听这么柯成钢这么一说,卓皓立刻联想到了冯世元。他回想之前可欣给他的那些文稿,里面清清楚楚写着80年代初,冯世元就一夜暴富,靠什么起家并不清楚。
“那么当时兴隆行主要从哪里走私呢?”卓皓问道。
柯成钢笑了笑说:“我们都是中国人,你觉得朱老先生找我们帮忙会从哪里着手呢?”
但是80年代,中国又有什么东西可以走私出来呢?如果按照当时来说,的确没什么可以走私出国的。难道说是……
“文物”是第一个出现在卓皓脑子里的。因为他觉得除了这个,当时的中国真的没什么是国外所感兴趣的。
“难道说是文物?”卓皓问道。
“年轻人,文物只是其中之一,还有其他的有着更大的利润。”柯成钢此时并没有说下去,打了个马虎眼又说道:“当时和我们兴隆行做买卖的,现在已经摇身一变成了知名大企业家了。”
这话直击卓皓,如果这么说,只要确认冯世元就是柯成钢所说的那个人,那就可以印证可欣提供的信息都是真实的。
“柯老先生,您和我们说这些就不担心我们透露出去吗?”卓皓问道。
柯成钢和陆冬明相视一笑后说:“这些陈年烂谷子的事情,谁还会来追查?”
“那么如果这样的话……?”卓皓还想将问题延展问下去。
一旁的添龙打着哈哈道:“哎!你就别老是追问这些了。听柯老先生说下去吧!”
此时兰姐送来了茶水,几人喝着茶继续聊了起来。
“其实兴隆行的这一次转型直接把老传统行业给颠覆了,之前只是做做港口航运,而后就开始贸易路线。这期间是马来西亚发展最快的时期,也是兴隆行发展最快的时期。基本上就是什么行业赚钱,我们就加做什么行业。时间一久,行业覆盖面也大了,形成了规模。”柯成钢说完抿了口茶。

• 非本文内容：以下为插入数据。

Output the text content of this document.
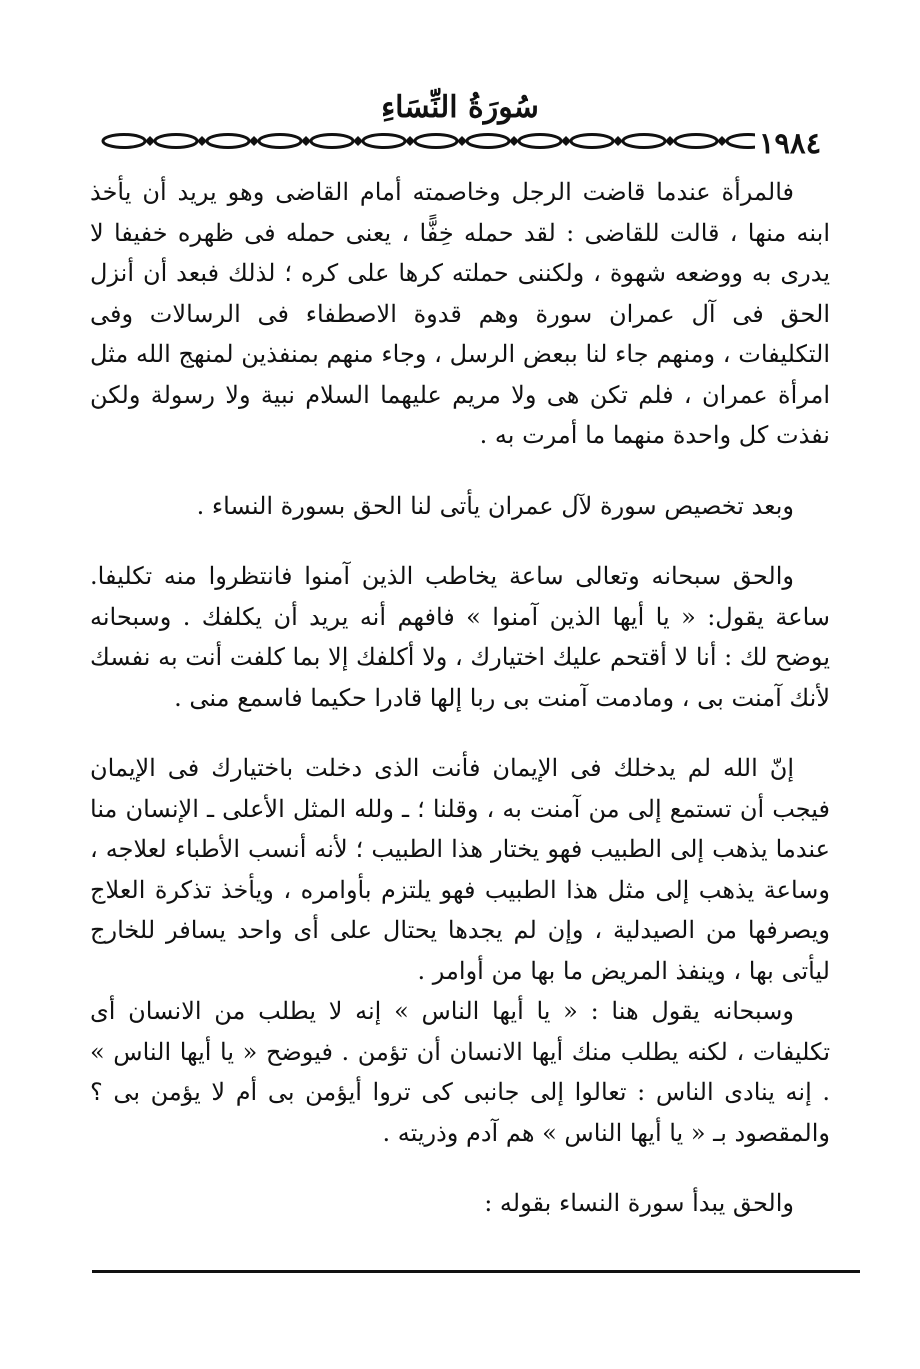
سُورَةُ النِّسَاءِ
١٩٨٤

فالمرأة عندما قاضت الرجل وخاصمته أمام القاضى وهو يريد أن يأخذ ابنه منها ، قالت للقاضى : لقد حمله خِفًّا ، يعنى حمله فى ظهره خفيفا لا يدرى به ووضعه شهوة ، ولكننى حملته كرها على كره ؛ لذلك فبعد أن أنزل الحق فى آل عمران سورة وهم قدوة الاصطفاء فى الرسالات وفى التكليفات ، ومنهم جاء لنا ببعض الرسل ، وجاء منهم بمنفذين لمنهج الله مثل امرأة عمران ، فلم تكن هى ولا مريم عليهما السلام نبية ولا رسولة ولكن نفذت كل واحدة منهما ما أمرت به .

وبعد تخصيص سورة لآل عمران يأتى لنا الحق بسورة النساء .

والحق سبحانه وتعالى ساعة يخاطب الذين آمنوا فانتظروا منه تكليفا. ساعة يقول: « يا أيها الذين آمنوا » فافهم أنه يريد أن يكلفك . وسبحانه يوضح لك : أنا لا أقتحم عليك اختيارك ، ولا أكلفك إلا بما كلفت أنت به نفسك لأنك آمنت بى ، ومادمت آمنت بى ربا إلها قادرا حكيما فاسمع منى .

إنّ الله لم يدخلك فى الإيمان فأنت الذى دخلت باختيارك فى الإيمان فيجب أن تستمع إلى من آمنت به ، وقلنا ؛ ـ ولله المثل الأعلى ـ الإنسان منا عندما يذهب إلى الطبيب فهو يختار هذا الطبيب ؛ لأنه أنسب الأطباء لعلاجه ، وساعة يذهب إلى مثل هذا الطبيب فهو يلتزم بأوامره ، ويأخذ تذكرة العلاج ويصرفها من الصيدلية ، وإن لم يجدها يحتال على أى واحد يسافر للخارج ليأتى بها ، وينفذ المريض ما بها من أوامر .

وسبحانه يقول هنا : « يا أيها الناس » إنه لا يطلب من الانسان أى تكليفات ، لكنه يطلب منك أيها الانسان أن تؤمن . فيوضح « يا أيها الناس » . إنه ينادى الناس : تعالوا إلى جانبى كى تروا أيؤمن بى أم لا يؤمن بى ؟ والمقصود بـ « يا أيها الناس » هم آدم وذريته .

والحق يبدأ سورة النساء بقوله :
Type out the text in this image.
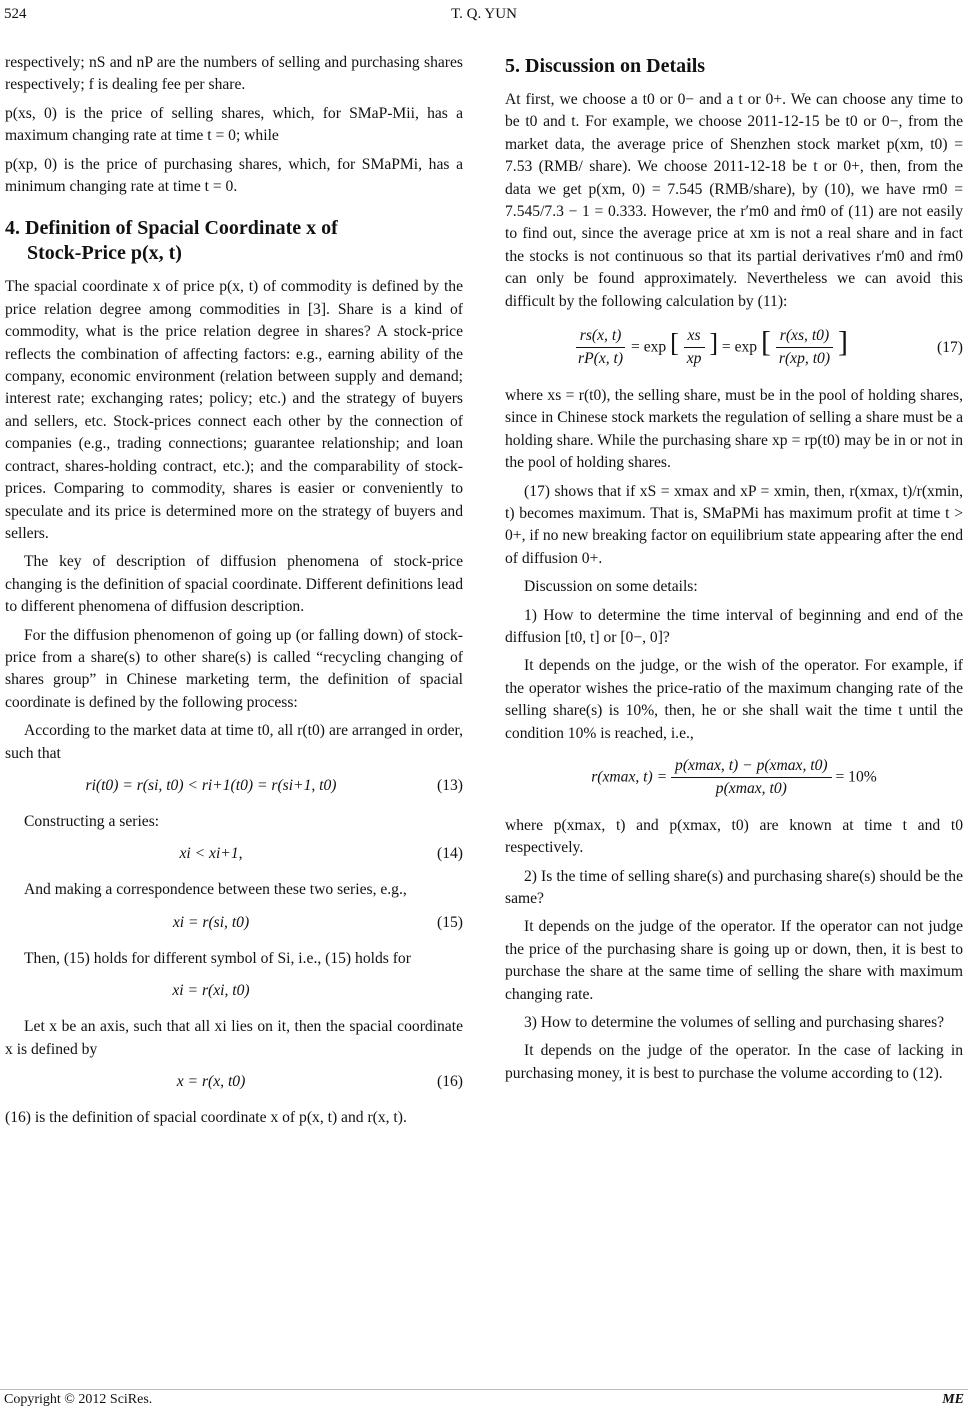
524	T. Q. YUN

respectively; nS and nP are the numbers of selling and purchasing shares respectively; f is dealing fee per share.

p(xs, 0) is the price of selling shares, which, for SMaP-Mii, has a maximum changing rate at time t = 0; while

p(xp, 0) is the price of purchasing shares, which, for SMaPMi, has a minimum changing rate at time t = 0.

4. Definition of Spacial Coordinate x of
Stock-Price p(x, t)

The spacial coordinate x of price p(x, t) of commodity is defined by the price relation degree among commodities in [3]. Share is a kind of commodity, what is the price relation degree in shares? A stock-price reflects the combination of affecting factors: e.g., earning ability of the company, economic environment (relation between supply and demand; interest rate; exchanging rates; policy; etc.) and the strategy of buyers and sellers, etc. Stock-prices connect each other by the connection of companies (e.g., trading connections; guarantee relationship; and loan contract, shares-holding contract, etc.); and the comparability of stock-prices. Comparing to commodity, shares is easier or conveniently to speculate and its price is determined more on the strategy of buyers and sellers.

The key of description of diffusion phenomena of stock-price changing is the definition of spacial coordinate. Different definitions lead to different phenomena of diffusion description.

For the diffusion phenomenon of going up (or falling down) of stock-price from a share(s) to other share(s) is called “recycling changing of shares group” in Chinese marketing term, the definition of spacial coordinate is defined by the following process:

According to the market data at time t0, all r(t0) are arranged in order, such that

ri(t0) = r(si, t0) < ri+1(t0) = r(si+1, t0)	(13)

Constructing a series:

xi < xi+1,	(14)

And making a correspondence between these two series, e.g.,

xi = r(si, t0)	(15)

Then, (15) holds for different symbol of Si, i.e., (15) holds for

xi = r(xi, t0)

Let x be an axis, such that all xi lies on it, then the spacial coordinate x is defined by

x = r(x, t0)	(16)

(16) is the definition of spacial coordinate x of p(x, t) and r(x, t).

5. Discussion on Details

At first, we choose a t0 or 0− and a t or 0+. We can choose any time to be t0 and t. For example, we choose 2011-12-15 be t0 or 0−, from the market data, the average price of Shenzhen stock market p(xm, t0) = 7.53 (RMB/ share). We choose 2011-12-18 be t or 0+, then, from the data we get p(xm, 0) = 7.545 (RMB/share), by (10), we have rm0 = 7.545/7.3 − 1 = 0.333. However, the r′m0 and ṙm0 of (11) are not easily to find out, since the average price at xm is not a real share and in fact the stocks is not continuous so that its partial derivatives r′m0 and ṙm0 can only be found approximately. Nevertheless we can avoid this difficult by the following calculation by (11):

$\frac{rs(x, t)}{rP(x, t)} = \exp$ [ $\frac{xs}{xp}$ ] = exp [ $\frac{r(xs, t0)}{r(xp, t0)}$ ]	(17)

where xs = r(t0), the selling share, must be in the pool of holding shares, since in Chinese stock markets the regulation of selling a share must be a holding share. While the purchasing share xp = rp(t0) may be in or not in the pool of holding shares.

(17) shows that if xS = xmax and xP = xmin, then, r(xmax, t)/r(xmin, t) becomes maximum. That is, SMaPMi has maximum profit at time t > 0+, if no new breaking factor on equilibrium state appearing after the end of diffusion 0+.

Discussion on some details:

1) How to determine the time interval of beginning and end of the diffusion [t0, t] or [0−, 0]?

It depends on the judge, or the wish of the operator. For example, if the operator wishes the price-ratio of the maximum changing rate of the selling share(s) is 10%, then, he or she shall wait the time t until the condition 10% is reached, i.e.,

r(xmax, t) =
p(xmax, t) − p(xmax, t0)
p(xmax, t0)
= 10%

where p(xmax, t) and p(xmax, t0) are known at time t and t0 respectively.

2) Is the time of selling share(s) and purchasing share(s) should be the same?

It depends on the judge of the operator. If the operator can not judge the price of the purchasing share is going up or down, then, it is best to purchase the share at the same time of selling the share with maximum changing rate.

3) How to determine the volumes of selling and purchasing shares?

It depends on the judge of the operator. In the case of lacking in purchasing money, it is best to purchase the volume according to (12).

Copyright © 2012 SciRes.	ME
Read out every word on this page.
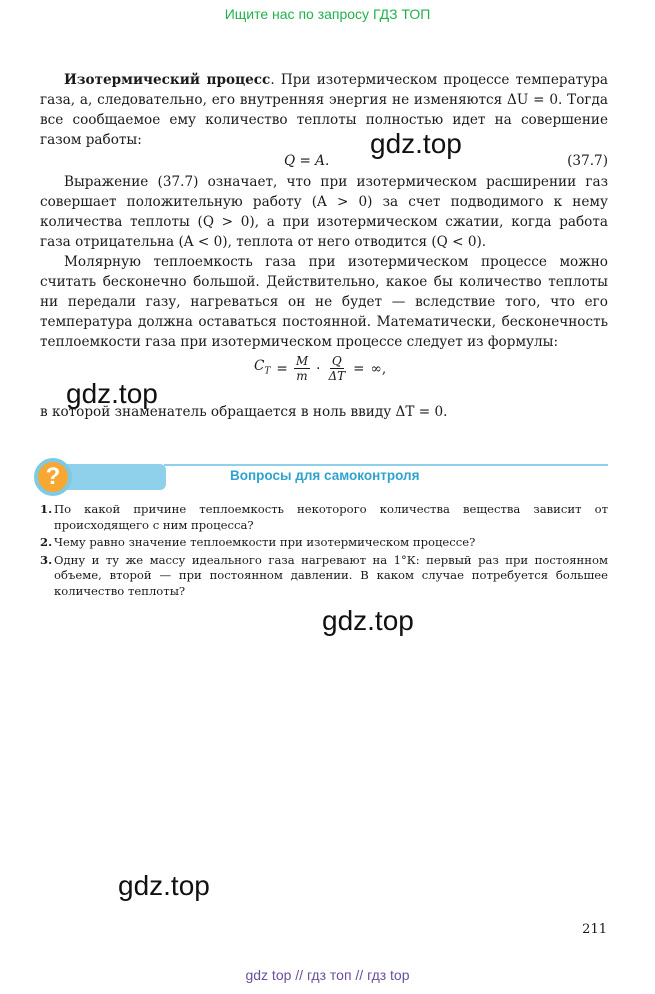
Ищите нас по запросу ГДЗ ТОП

Изотермический процесс. При изотермическом процессе температура газа, а, следовательно, его внутренняя энергия не изменяются ΔU = 0. Тогда все сообщаемое ему количество теплоты полностью идет на совершение газом работы:

Q = A.	(37.7)

Выражение (37.7) означает, что при изотермическом расширении газ совершает положительную работу (A > 0) за счет подводимого к нему количества теплоты (Q > 0), а при изотермическом сжатии, когда работа газа отрицательна (A < 0), теплота от него отводится (Q < 0).

Молярную теплоемкость газа при изотермическом процессе можно считать бесконечно большой. Действительно, какое бы количество теплоты ни передали газу, нагреваться он не будет — вследствие того, что его температура должна оставаться постоянной. Математически, бесконечность теплоемкости газа при изотермическом процессе следует из формулы:

$C_T = \frac{M}{m} \cdot \frac{Q}{\Delta T}$ = ∞,

в которой знаменатель обращается в ноль ввиду ΔT = 0.

?	Вопросы для самоконтроля
1. По какой причине теплоемкость некоторого количества вещества зависит от происходящего с ним процесса?
2. Чему равно значение теплоемкости при изотермическом процессе?
3. Одну и ту же массу идеального газа нагревают на 1°К: первый раз при постоянном объеме, второй — при постоянном давлении. В каком случае потребуется большее количество теплоты?
gdz.top
gdz.top
gdz.top
gdz.top
211
gdz top // гдз топ // гдз top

“其实马来西亚得天独厚的地理优势,港口业是可以一直经久不衰的。只是这个行业受到冲击巨大,也越来越不好赚钱了。”陆冬明补充了一句。
“我想问下二位,兴隆行就一直这么顺风顺水吗?97年和08年的金融危机对兴隆行没有任何冲击吗?”卓皓问道。
“其实兴隆行一路走来也并不是一直顺当。我记得兴隆行有过两次低谷,但之后就很快重振旗鼓了。不过这两次到真的不是金融危机的时候。”柯成钢说道。
一旁的陆冬明也叹了口气说:“第一次我记得很清楚,地产业在中国爆发式增长后,兴隆行也投身到房地产行业。起初我们并不是房地产行业出身,一些门道都不明白,开始阶段真的是亏了不少。之后一家中国的房地产商对我们地产行业进行了一部分的注资,还帮着我们把地产项目拉上轨道。”
什么?又是地产商?会不会是冯世元?按照时间判断的话,冯世元那时候已经开始搞房地产了。卓皓心中暗暗流露出了这样的想法。
“其实早前在马来西亚买房的有很多是新加坡人,因此买来西亚的地产业有一部分都是被新加坡人给带动起来的。但是我们那时候却有许多房是被中国人买走的,随后就是一波房价的拉伸。没过几年,房地产业就在马来西亚开始走俏。”柯成钢抿了口茶补充道。
“那第二次呢?”卓皓激动地问道。
“小伙子,看来你是很喜欢听兴隆行的故事啊!”陆冬明打趣地说道。
卓皓红着脸说:“我刚来马来西亚,现在在织梦岛当个贴身侍者,对这种发家史什么都很感兴趣。说不定哪一天我也发达了呢?”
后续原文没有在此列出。